Heureux comme un vendeur de journaux au Nigéria ! Les gamins qui profitent des nombreux embouteillages de Lagos pour proposer de la lecture aux Nigérians, tiennent entre les mains une bonne vingtaine de titres différents de quotidiens, tous tabloïds, allant du meilleur au pire. Des journaux pour la plupart privés, qui jouissent d'une longue tradition de liberté, tempérée toutefois par l'assassinat en 1987 d'un journaliste audacieux, Dele Giwa, a d'occasionnels accès d'autoritarisme des militaires au pouvoir.

Voyager de Lagos à Douala, le grand port francophone situé plus au sud, fait passer du trop plein au désert. Un seul quotidien dans les kiosques : le très officiel Cameroun Tribune, avec sa rituelle citation du chef de l'Etat à la une tous les jours, vendu au côté des principaux titres de la presse ... française ! Pas un quotidien indépendant ici.
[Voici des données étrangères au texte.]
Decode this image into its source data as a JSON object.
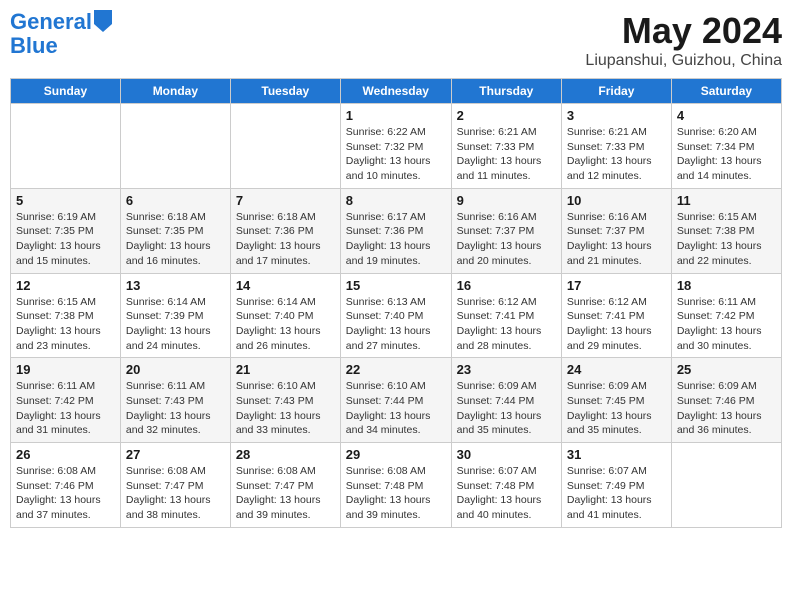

Une situation que l'on retrouve dans les ex-colonies françaises. Y compris le Sénégal, où la liberté de la presse est pourtant plus grande.

Quelques manchettes fracassantes attirent toutefois le regard dans les kiosques de Douala. "Horreur" titre le Combattant en gros caractères, "L'Etat se met au régime" annonce le Messager, "Ces milliardaires accusés d'avoir mis les banques à genoux" révèle la Gazette... Autant de titres de petits hebdomadaires privés locaux, en ventes limitées (10 000 à 15 000 exemplaires chacun) dont l'espace de liberté fluctue au gré du pouvoir.
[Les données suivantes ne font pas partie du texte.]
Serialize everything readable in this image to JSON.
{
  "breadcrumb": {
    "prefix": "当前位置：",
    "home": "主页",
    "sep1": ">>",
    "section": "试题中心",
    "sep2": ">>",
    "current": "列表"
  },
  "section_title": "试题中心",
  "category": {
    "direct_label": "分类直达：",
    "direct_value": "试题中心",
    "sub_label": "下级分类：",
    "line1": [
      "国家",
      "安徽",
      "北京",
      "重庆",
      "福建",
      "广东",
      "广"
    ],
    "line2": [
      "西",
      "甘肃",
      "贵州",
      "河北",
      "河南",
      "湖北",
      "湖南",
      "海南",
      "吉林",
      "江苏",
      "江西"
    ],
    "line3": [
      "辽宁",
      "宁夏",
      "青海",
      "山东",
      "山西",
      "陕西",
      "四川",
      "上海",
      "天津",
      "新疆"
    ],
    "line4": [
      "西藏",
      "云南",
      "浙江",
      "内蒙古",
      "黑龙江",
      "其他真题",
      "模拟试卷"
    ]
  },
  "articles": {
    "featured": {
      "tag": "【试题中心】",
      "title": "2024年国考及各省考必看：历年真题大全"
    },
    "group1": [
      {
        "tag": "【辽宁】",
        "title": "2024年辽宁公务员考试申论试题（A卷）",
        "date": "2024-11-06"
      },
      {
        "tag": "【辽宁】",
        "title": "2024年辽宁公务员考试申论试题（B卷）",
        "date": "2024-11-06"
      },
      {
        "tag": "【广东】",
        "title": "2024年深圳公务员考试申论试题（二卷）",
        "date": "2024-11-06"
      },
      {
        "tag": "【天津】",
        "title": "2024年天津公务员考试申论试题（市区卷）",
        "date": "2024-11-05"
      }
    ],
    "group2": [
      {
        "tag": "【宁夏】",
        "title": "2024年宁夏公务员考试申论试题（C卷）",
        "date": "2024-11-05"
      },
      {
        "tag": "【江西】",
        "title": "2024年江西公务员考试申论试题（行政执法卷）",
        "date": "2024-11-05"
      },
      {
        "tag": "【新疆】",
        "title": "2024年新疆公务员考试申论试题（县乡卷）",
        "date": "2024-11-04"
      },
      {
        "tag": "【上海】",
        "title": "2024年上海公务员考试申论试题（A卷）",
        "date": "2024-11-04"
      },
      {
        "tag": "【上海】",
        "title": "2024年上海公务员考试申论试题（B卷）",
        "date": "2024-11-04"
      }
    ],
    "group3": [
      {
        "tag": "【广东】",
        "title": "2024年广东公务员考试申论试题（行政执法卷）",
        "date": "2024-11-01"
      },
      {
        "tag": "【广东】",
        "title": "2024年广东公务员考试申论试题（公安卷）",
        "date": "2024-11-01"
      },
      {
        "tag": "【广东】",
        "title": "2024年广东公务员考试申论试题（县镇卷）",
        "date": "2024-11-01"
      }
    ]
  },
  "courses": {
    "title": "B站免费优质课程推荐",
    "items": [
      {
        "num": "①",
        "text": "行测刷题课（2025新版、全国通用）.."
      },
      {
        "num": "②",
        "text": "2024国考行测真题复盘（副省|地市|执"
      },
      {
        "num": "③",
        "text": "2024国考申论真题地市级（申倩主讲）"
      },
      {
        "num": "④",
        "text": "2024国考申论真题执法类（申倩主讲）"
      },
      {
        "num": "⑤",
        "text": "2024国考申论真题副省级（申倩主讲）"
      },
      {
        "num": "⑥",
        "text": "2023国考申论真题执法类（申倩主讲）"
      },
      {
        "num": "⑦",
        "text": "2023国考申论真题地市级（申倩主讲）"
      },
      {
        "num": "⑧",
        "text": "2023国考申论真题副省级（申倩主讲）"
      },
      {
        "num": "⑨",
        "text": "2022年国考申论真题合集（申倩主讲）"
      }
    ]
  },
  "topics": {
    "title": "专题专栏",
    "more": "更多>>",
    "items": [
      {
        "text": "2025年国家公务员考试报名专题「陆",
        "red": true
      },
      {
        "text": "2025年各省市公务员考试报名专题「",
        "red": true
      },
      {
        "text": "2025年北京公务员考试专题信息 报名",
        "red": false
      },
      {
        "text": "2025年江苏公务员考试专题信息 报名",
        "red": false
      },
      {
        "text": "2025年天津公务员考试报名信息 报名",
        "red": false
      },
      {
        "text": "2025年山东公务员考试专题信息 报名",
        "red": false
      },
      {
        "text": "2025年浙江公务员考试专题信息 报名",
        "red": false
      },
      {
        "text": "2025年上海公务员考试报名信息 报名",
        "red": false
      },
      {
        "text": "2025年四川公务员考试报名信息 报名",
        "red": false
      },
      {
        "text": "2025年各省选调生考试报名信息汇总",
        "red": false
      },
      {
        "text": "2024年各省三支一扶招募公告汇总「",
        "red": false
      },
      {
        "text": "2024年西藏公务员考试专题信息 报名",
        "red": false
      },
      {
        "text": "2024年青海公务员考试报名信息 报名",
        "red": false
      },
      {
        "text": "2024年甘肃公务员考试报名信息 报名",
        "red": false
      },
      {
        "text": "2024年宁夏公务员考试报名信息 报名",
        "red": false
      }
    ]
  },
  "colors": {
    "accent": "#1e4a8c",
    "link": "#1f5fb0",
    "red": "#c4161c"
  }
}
Dans son petit bureau de Douala, encombré de papiers et de vieux : journaux, Pius Njawe, le patron jovial du Messager, tient enfin entre les mains le dernier numéro de son journal, avec son logo mauve et sa devise : "A l'écoute du peuple". Le Messager numéro 136 a été mis en vente avec huit jours de retard. Motif : il était retenu par une censure tatillonne.

Comme tous les journaux au Cameroun, Pius Njawe est obligé de soumettre à la censure les pages montées avant l'impression. "La loi prévoit qu'on nous les rende au bout de quatre heures, mais ça peur traîner des jours entiers, parfois jusqu'à deux semaines. On ne [PAGE 216] sait plus quelle date mettre sur le journal !" ironise-t-il. Une fois imprimé, le journal doit retourner à la censure pour vérifier que rien n'a été modifié, avant d'être enfin mis en vente ... Le tampon et la signature sur chaque page sont de rigueur.

Complication supplémentaire : le siège du Messager, comme des autres hebdos, se trouve à Douala, la capitale économique, mais la censure sévit à Yaoundé, la capitale politique, à 250 km plus au nord... Erik Essousse, le censeur, occupe le bureau 312 du ministère de l'Administration territoriale (Intérieur), la bien nommée sous-directice des libertés publiques au sein de la Direction des affaires politiques...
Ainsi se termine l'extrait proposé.